In January, University of Maryland student, Cory Hubbard, 22, of Westhampton was also struck and killed in a hit-and-run when he tried to cross Baltimore Avenue at Knox Road.

In April, a senior from George Washington University, Carlos Pacanins, 23, of Chevy Chase was struck near the same intersection. He was weeks away from graduation.

Pacanin was crossing near or in a crosswalk when the signal flashed “Don’t Walk,” according to investigators. Alcohol may have been a factor in his actions.

College Park City Councilman Robert W. Day told the Sun the deaths have been “heartbreaking to everybody in College Park.”

“We need to develop a message reaching out to say, ‘Yes, this is a college atmosphere, but we have a major state highway coming through our town,’” Day told the Sun.

Changes already made by the State Highway Administration on U.S. 1 include warning signs for drivers that read “State law -- stop for pedestrian crosswalks” and “Do not block intersection,” “No pedestrian” signs in the median, “No pedestrian crossing” signs along the curbs, repainted crosswalk markings, modified traffic light times -- longer times to cross and shorter wait time for pedestrians, The Baltimore Sun reports.

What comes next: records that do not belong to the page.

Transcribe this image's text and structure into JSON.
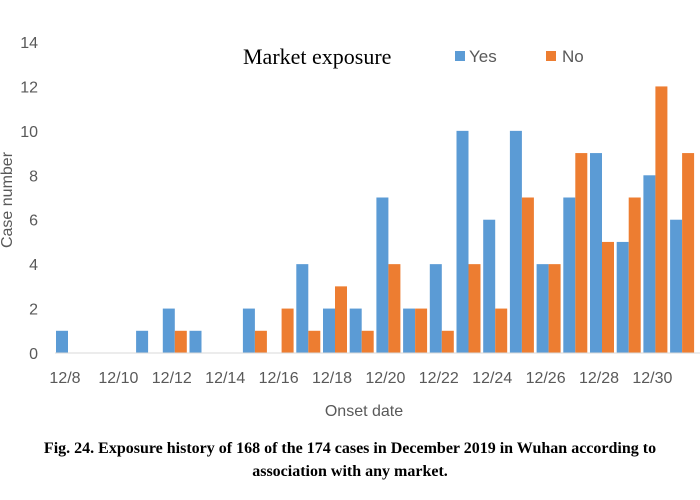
{
  "chart_data": {
    "type": "bar",
    "title": "Market exposure",
    "xlabel": "Onset date",
    "ylabel": "Case number",
    "ylim": [
      0,
      14
    ],
    "yticks": [
      0,
      2,
      4,
      6,
      8,
      10,
      12,
      14
    ],
    "categories": [
      "12/8",
      "12/9",
      "12/10",
      "12/11",
      "12/12",
      "12/13",
      "12/14",
      "12/15",
      "12/16",
      "12/17",
      "12/18",
      "12/19",
      "12/20",
      "12/21",
      "12/22",
      "12/23",
      "12/24",
      "12/25",
      "12/26",
      "12/27",
      "12/28",
      "12/29",
      "12/30",
      "12/31"
    ],
    "xtick_labels": [
      "12/8",
      "12/10",
      "12/12",
      "12/14",
      "12/16",
      "12/18",
      "12/20",
      "12/22",
      "12/24",
      "12/26",
      "12/28",
      "12/30"
    ],
    "series": [
      {
        "name": "Yes",
        "color": "#5B9BD5",
        "values": [
          1,
          0,
          0,
          1,
          2,
          1,
          0,
          2,
          0,
          4,
          2,
          2,
          7,
          2,
          4,
          10,
          6,
          10,
          4,
          7,
          9,
          5,
          8,
          6
        ]
      },
      {
        "name": "No",
        "color": "#ED7D31",
        "values": [
          0,
          0,
          0,
          0,
          1,
          0,
          0,
          1,
          2,
          1,
          3,
          1,
          4,
          2,
          1,
          4,
          2,
          7,
          4,
          9,
          5,
          7,
          12,
          9
        ]
      }
    ],
    "legend_position": "top-right",
    "grid": false
  },
  "caption": {
    "line1": "Fig. 24. Exposure history of 168 of the 174 cases in December 2019 in Wuhan according to",
    "line2": "association with any market."
  }
}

“It’s terrifying,” Kayleigh Poulsen, a graduate of the University of Maryland and server at local business Cornerstone Grill & Loft told The Sun. “You want to feel safe walking around. You want to feel like people are being smart, especially when they leave our business. . . . At the end of the day, it’s a lot of people; it’s the busiest road in College Park. It’s scary.”'

The Sun reports officials plan to switch to LED traffic lights and install a flashing yellow light to warn pedestrians in the area by fall.